Le communautarisme (Discours 44)
Pendant longtemps notre pays fut appelé "la grande nation". Cette qualification faisait non seulement référence aux valeurs universelles portées par certains de nos idéaux mais aussi à la reconnaissance internationale d'une tradition d'Etat protecteur qui procurait un paternalisme multiplicateur d'aides diverses. Ce qualificatif recouvrait aussi une réalité démographique.
Pendant toute une période, la France a été le pays le plus peuplé d'Europe. La situation d'avant le 19ème siècle tranche significativement avec la période postérieure.
Au début du 20ème siècle, la situation devint catastrophique. La France est alors devenue un grand pays d'immigration.
En 1920, elle fut le 1er pays d'immigration au monde. Des millions de polonais, d'italiens, d'espagnols...affluèrent pour travailler en France.
Au lendemain de la seconde guerre mondiale et en dépit de mesures manifestement natalistes, le besoin d'immigration était toujours aussi présent. Pour soutenir le développement industriel du lendemain de la Libération, il fallut de nouveau recourir à l'immigration de façon massive. A partir de 1955, de nouvelles nationalités arrivèrent : portugais puis surtout habitants des pays d'Afrique du Nord récemment décolonisés.

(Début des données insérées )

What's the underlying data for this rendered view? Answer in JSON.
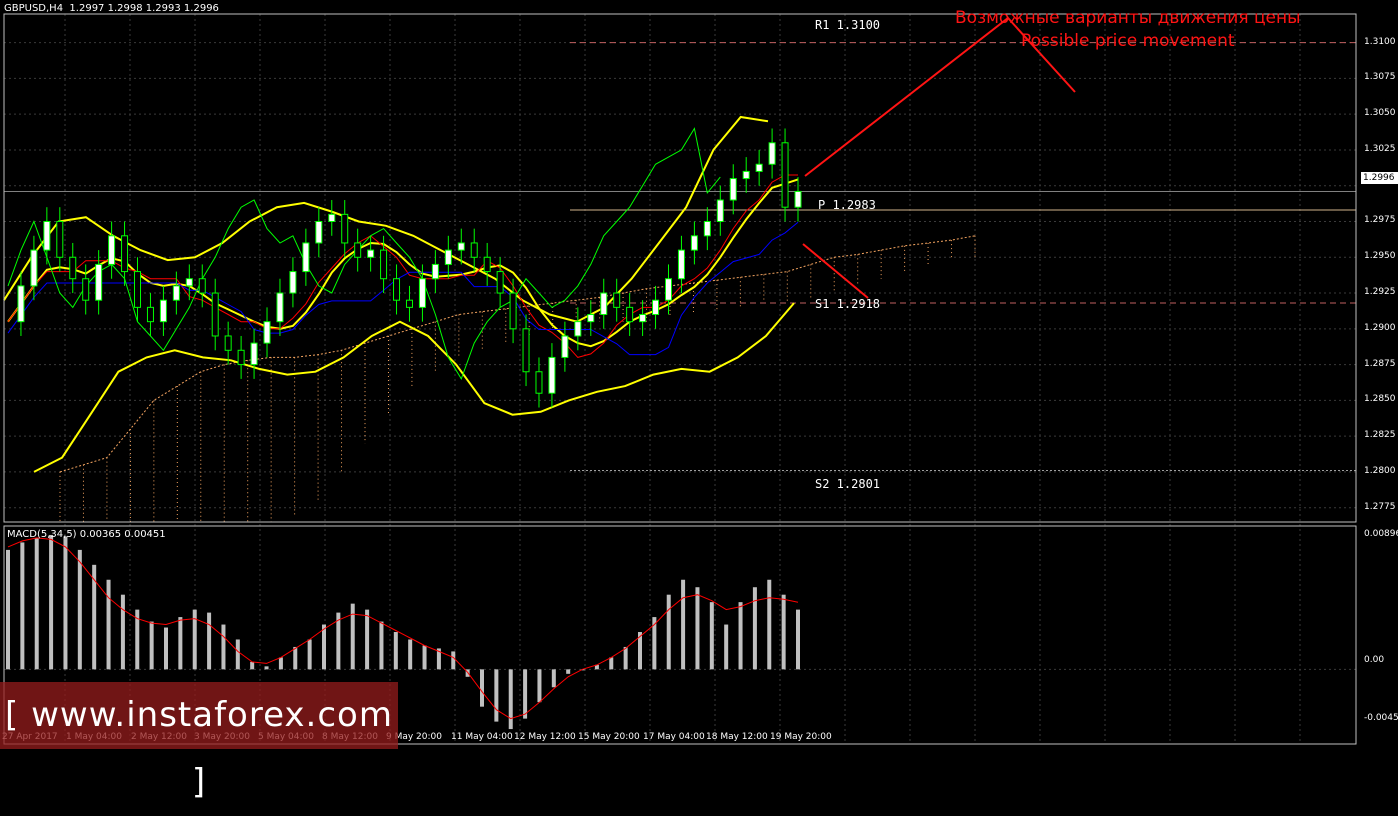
{
  "window": {
    "title": "GBPUSD,H4  1.2997 1.2998 1.2993 1.2996"
  },
  "annotation": {
    "line_ru": "Возможные варианты движения цены",
    "line_en": "Possible price movement",
    "color": "#ff1414"
  },
  "levels": {
    "r1": "R1 1.3100",
    "p": "P 1.2983",
    "s1": "S1 1.2918",
    "s2": "S2 1.2801"
  },
  "current_price": "1.2996",
  "price_axis": [
    "1.3100",
    "1.3075",
    "1.3050",
    "1.3025",
    "1.2975",
    "1.2950",
    "1.2925",
    "1.2900",
    "1.2875",
    "1.2850",
    "1.2825",
    "1.2800",
    "1.2775"
  ],
  "macd": {
    "label": "MACD(5,34,5) 0.00365 0.00451",
    "axis": [
      "0.00896",
      "0.00",
      "-0.0045"
    ]
  },
  "time_axis": [
    "27 Apr 2017",
    "1 May 04:00",
    "2 May 12:00",
    "3 May 20:00",
    "5 May 04:00",
    "8 May 12:00",
    "9 May 20:00",
    "11 May 04:00",
    "12 May 12:00",
    "15 May 20:00",
    "17 May 04:00",
    "18 May 12:00",
    "19 May 20:00"
  ],
  "watermark": "[  www.instaforex.com  ]",
  "chart_data": {
    "type": "line",
    "symbol": "GBPUSD",
    "timeframe": "H4",
    "colors": {
      "price_line": "#00ff00",
      "candles": "#00ff00",
      "bollinger": "#ffff00",
      "kijun": "#ff0000",
      "tenkan": "#0000ff",
      "cloud": "#f4a460",
      "macd_hist": "#c0c0c0",
      "macd_signal": "#ff0000",
      "levels": "#d2b48c"
    },
    "ylim": [
      1.2765,
      1.312
    ],
    "pivot_levels": [
      {
        "name": "R1",
        "value": 1.31
      },
      {
        "name": "P",
        "value": 1.2983
      },
      {
        "name": "S1",
        "value": 1.2918
      },
      {
        "name": "S2",
        "value": 1.2801
      }
    ],
    "close_series": [
      1.2905,
      1.293,
      1.2955,
      1.2975,
      1.295,
      1.2935,
      1.292,
      1.2945,
      1.2965,
      1.294,
      1.2915,
      1.2905,
      1.292,
      1.293,
      1.2935,
      1.2925,
      1.2895,
      1.2885,
      1.2875,
      1.289,
      1.2905,
      1.2925,
      1.294,
      1.296,
      1.2975,
      1.298,
      1.296,
      1.295,
      1.2955,
      1.2935,
      1.292,
      1.2915,
      1.2935,
      1.2945,
      1.2955,
      1.296,
      1.295,
      1.294,
      1.2925,
      1.29,
      1.287,
      1.2855,
      1.288,
      1.2895,
      1.2905,
      1.291,
      1.2925,
      1.2915,
      1.2905,
      1.291,
      1.292,
      1.2935,
      1.2955,
      1.2965,
      1.2975,
      1.299,
      1.3005,
      1.301,
      1.3015,
      1.303,
      1.2985,
      1.2996
    ],
    "bollinger_upper": [
      1.292,
      1.295,
      1.2975,
      1.2978,
      1.2965,
      1.2955,
      1.2948,
      1.295,
      1.296,
      1.2975,
      1.2985,
      1.2988,
      1.2982,
      1.2975,
      1.2972,
      1.2965,
      1.2955,
      1.2945,
      1.2935,
      1.292,
      1.291,
      1.2905,
      1.2915,
      1.2935,
      1.296,
      1.2985,
      1.3025,
      1.3048,
      1.3045
    ],
    "bollinger_lower": [
      1.28,
      1.281,
      1.284,
      1.287,
      1.288,
      1.2885,
      1.288,
      1.2878,
      1.2872,
      1.2868,
      1.287,
      1.288,
      1.2895,
      1.2905,
      1.2895,
      1.2875,
      1.2848,
      1.284,
      1.2842,
      1.285,
      1.2856,
      1.286,
      1.2868,
      1.2872,
      1.287,
      1.288,
      1.2895,
      1.2918
    ],
    "macd_hist": [
      0.008,
      0.0085,
      0.0088,
      0.009,
      0.0089,
      0.008,
      0.007,
      0.006,
      0.005,
      0.004,
      0.0032,
      0.0028,
      0.0035,
      0.004,
      0.0038,
      0.003,
      0.002,
      0.0005,
      0.0002,
      0.0008,
      0.0015,
      0.002,
      0.003,
      0.0038,
      0.0044,
      0.004,
      0.0032,
      0.0025,
      0.002,
      0.0016,
      0.0014,
      0.0012,
      -0.0005,
      -0.0025,
      -0.0035,
      -0.004,
      -0.0033,
      -0.0022,
      -0.0012,
      -0.0003,
      0.0,
      0.0003,
      0.0008,
      0.0015,
      0.0025,
      0.0035,
      0.005,
      0.006,
      0.0055,
      0.0045,
      0.003,
      0.0045,
      0.0055,
      0.006,
      0.005,
      0.004
    ],
    "macd_signal": [
      0.0082,
      0.0086,
      0.0088,
      0.0087,
      0.0082,
      0.0072,
      0.006,
      0.0048,
      0.004,
      0.0034,
      0.0031,
      0.003,
      0.0033,
      0.0034,
      0.003,
      0.0022,
      0.0012,
      0.0005,
      0.0004,
      0.0008,
      0.0014,
      0.002,
      0.0027,
      0.0033,
      0.0037,
      0.0036,
      0.0031,
      0.0026,
      0.0021,
      0.0016,
      0.0012,
      0.0008,
      -0.0002,
      -0.0015,
      -0.0027,
      -0.0033,
      -0.003,
      -0.0022,
      -0.0013,
      -0.0005,
      0.0,
      0.0003,
      0.0008,
      0.0014,
      0.0022,
      0.003,
      0.004,
      0.0048,
      0.005,
      0.0046,
      0.004,
      0.0042,
      0.0046,
      0.0048,
      0.0047,
      0.0045
    ]
  }
}
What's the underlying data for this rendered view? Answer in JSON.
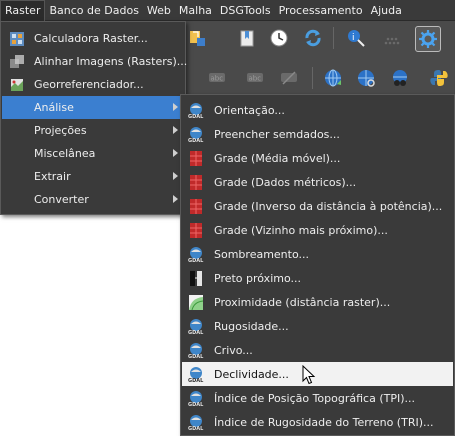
{
  "menubar": {
    "items": [
      {
        "label": "Raster",
        "active": true
      },
      {
        "label": "Banco de Dados"
      },
      {
        "label": "Web"
      },
      {
        "label": "Malha"
      },
      {
        "label": "DSGTools"
      },
      {
        "label": "Processamento"
      },
      {
        "label": "Ajuda"
      }
    ]
  },
  "toolbar": {
    "icons": [
      "raster-plugin-icon",
      "bookmark-icon",
      "clock-icon",
      "refresh-icon",
      "identify-icon",
      "dots-icon",
      "settings-icon",
      "label-icon",
      "label-icon-2",
      "label-icon-3",
      "globe-icon",
      "globe-search-icon",
      "globe-binoculars-icon",
      "python-icon"
    ]
  },
  "raster_menu": {
    "items": [
      {
        "label": "Calculadora Raster...",
        "icon": "raster-calculator-icon"
      },
      {
        "label": "Alinhar Imagens (Rasters)...",
        "icon": "align-rasters-icon"
      },
      {
        "label": "Georreferenciador...",
        "icon": "georeferencer-icon"
      },
      {
        "label": "Análise",
        "submenu": true,
        "highlighted": true
      },
      {
        "label": "Projeções",
        "submenu": true
      },
      {
        "label": "Miscelânea",
        "submenu": true
      },
      {
        "label": "Extrair",
        "submenu": true
      },
      {
        "label": "Converter",
        "submenu": true
      }
    ]
  },
  "analise_submenu": {
    "items": [
      {
        "label": "Orientação...",
        "icon": "gdal-icon"
      },
      {
        "label": "Preencher semdados...",
        "icon": "gdal-icon"
      },
      {
        "label": "Grade (Média móvel)...",
        "icon": "grid-red-icon"
      },
      {
        "label": "Grade (Dados métricos)...",
        "icon": "grid-red-icon"
      },
      {
        "label": "Grade (Inverso da distância à potência)...",
        "icon": "grid-red-icon"
      },
      {
        "label": "Grade (Vizinho mais próximo)...",
        "icon": "grid-red-icon"
      },
      {
        "label": "Sombreamento...",
        "icon": "gdal-icon"
      },
      {
        "label": "Preto próximo...",
        "icon": "nearblack-icon"
      },
      {
        "label": "Proximidade (distância raster)...",
        "icon": "proximity-icon"
      },
      {
        "label": "Rugosidade...",
        "icon": "gdal-icon"
      },
      {
        "label": "Crivo...",
        "icon": "gdal-icon"
      },
      {
        "label": "Declividade...",
        "icon": "gdal-icon",
        "hovered": true
      },
      {
        "label": "Índice de Posição Topográfica (TPI)...",
        "icon": "gdal-icon"
      },
      {
        "label": "Índice de Rugosidade do Terreno (TRI)...",
        "icon": "gdal-icon"
      }
    ]
  },
  "colors": {
    "menu_bg": "#3a3a3a",
    "highlight": "#3b7fd0",
    "hover_item": "#f2f2f2"
  }
}
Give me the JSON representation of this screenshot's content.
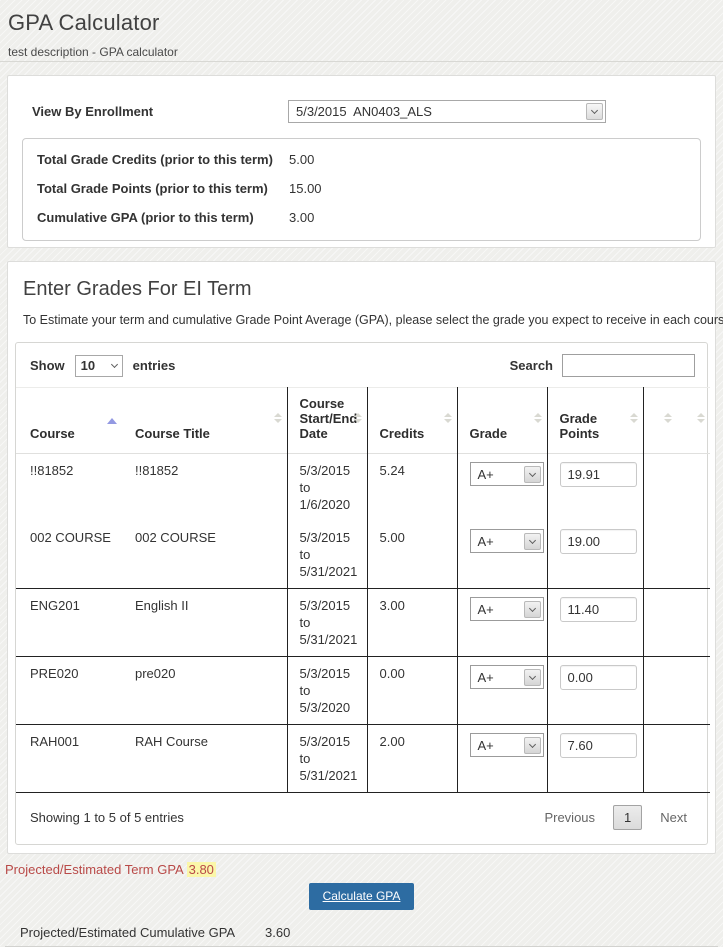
{
  "page": {
    "title": "GPA Calculator",
    "subtitle": "test description - GPA calculator"
  },
  "enrollment": {
    "label": "View By Enrollment",
    "selected_option": "5/3/2015  AN0403_ALS"
  },
  "summary": {
    "credits_label": "Total Grade Credits (prior to this term)",
    "credits_value": "5.00",
    "points_label": "Total Grade Points (prior to this term)",
    "points_value": "15.00",
    "gpa_label": "Cumulative GPA (prior to this term)",
    "gpa_value": "3.00"
  },
  "grades_section": {
    "heading": "Enter Grades For EI Term",
    "description": "To Estimate your term and cumulative Grade Point Average (GPA), please select the grade you expect to receive in each course below.",
    "show_label": "Show",
    "page_size": "10",
    "entries_label": "entries",
    "search_label": "Search",
    "search_value": "",
    "table": {
      "columns": {
        "course": "Course",
        "title": "Course Title",
        "dates": "Course Start/End Date",
        "credits": "Credits",
        "grade": "Grade",
        "points": "Grade Points"
      },
      "rows": [
        {
          "course": "!!81852",
          "title": "!!81852",
          "dates": "5/3/2015 to 1/6/2020",
          "credits": "5.24",
          "grade": "A+",
          "points": "19.91"
        },
        {
          "course": "002 COURSE",
          "title": "002 COURSE",
          "dates": "5/3/2015 to 5/31/2021",
          "credits": "5.00",
          "grade": "A+",
          "points": "19.00"
        },
        {
          "course": "ENG201",
          "title": "English II",
          "dates": "5/3/2015 to 5/31/2021",
          "credits": "3.00",
          "grade": "A+",
          "points": "11.40"
        },
        {
          "course": "PRE020",
          "title": "pre020",
          "dates": "5/3/2015 to 5/3/2020",
          "credits": "0.00",
          "grade": "A+",
          "points": "0.00"
        },
        {
          "course": "RAH001",
          "title": "RAH Course",
          "dates": "5/3/2015 to 5/31/2021",
          "credits": "2.00",
          "grade": "A+",
          "points": "7.60"
        }
      ]
    },
    "footer": {
      "info": "Showing 1 to 5 of 5 entries",
      "previous": "Previous",
      "page": "1",
      "next": "Next"
    }
  },
  "results": {
    "term_label": "Projected/Estimated Term GPA",
    "term_value": "3.80",
    "calculate_button": "Calculate GPA",
    "cumulative_label": "Projected/Estimated Cumulative GPA",
    "cumulative_value": "3.60"
  },
  "colors": {
    "accent_red": "#b94a48",
    "highlight_yellow": "#fbf7a9",
    "button_blue": "#2d6ca2",
    "sort_active_blue": "#9399e2"
  }
}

Cette dernière vague répondant notamment à des caractéristiques religieuses autres que le catholicisme posa rapidement des problèmes d'intégration.
Ces difficultés ont été considérablement accrues par une immigration clandestine portée par la réputation ancienne de la France comme exemple d'Etat protecteur garant d'allocations diverses et tolérantes.
Cette réalité n'a pas été reconnue par les pouvoirs politiques qui ont toujours refusé de voir la France comme composée de groupes d'immigrants et de descendants d'immigrants dotés de repères et de valeurs spécifiques.
La France s'est toujours voulue assimilationniste. Elle n'accepte pas d'étrangers en France. Les communautés ethniques et culturelles étrangères sont supposées se fondre dans son modèle culturel. Certes, il est possible de rester fidèle à ses origines mais dans un cadre privé.
Cette tendance assimilationniste veut aussi que l'histoire de France devienne leur histoire, que la culture de France devienne leur culture. Sous cet angle, l'assimilationnisme porte en lui une difficulté à concevoir et donc à accepter que les étrangers ne ressemblent pas aux français.
Cette conception est donc un terrain propice à une forme d'intolérance puisqu'il devient difficilement concevable que l'immigré refuse d'adopter les moeurs françaises. Jusqu'à ces dernières années, le concept même de "minorités" n'était jamais évoqué.
L'Etat français ne reconnaît que des citoyens égaux entre eux.
D'autres approches sont à l'opposé à l'exemple de la société américaine qui accepte que chaque groupe ethnique conserve une identité culturelle publique distincte.
Avec le poids croissant des immigrés musulmans, la conception assimilationniste a été mise en difficulté. Leur culture n'est pas fondée sur la séparation entre la religion et la vie publique, les sexes sont strictement séparés, le jour de prière n'est pas le dimanche mais le vendredi?.
Tous ces traits caractéristiques sont perçus par des français comme un affront à "l'hospitalité" de la France. Cette situation devient d'autant plus explosive que ce phénomène prend une ampleur particulière au moment où le chômage est très important et éprouve déjà les solidarités classiques de la société française.
La question est aujourd'hui de savoir si les français sont prêts à accepter que leur pays devienne multi-racial et multi-culturel avec des villes où cohabitent notamment des mosquées et des églises.
C'est un enjeu de nouvelle identité française. Au moment où tant d'angoisses affectent déjà les repères traditionnels, il est à craindre que le pays ne soit pas prêt à construire rapidement et calmement une telle évolution majeure.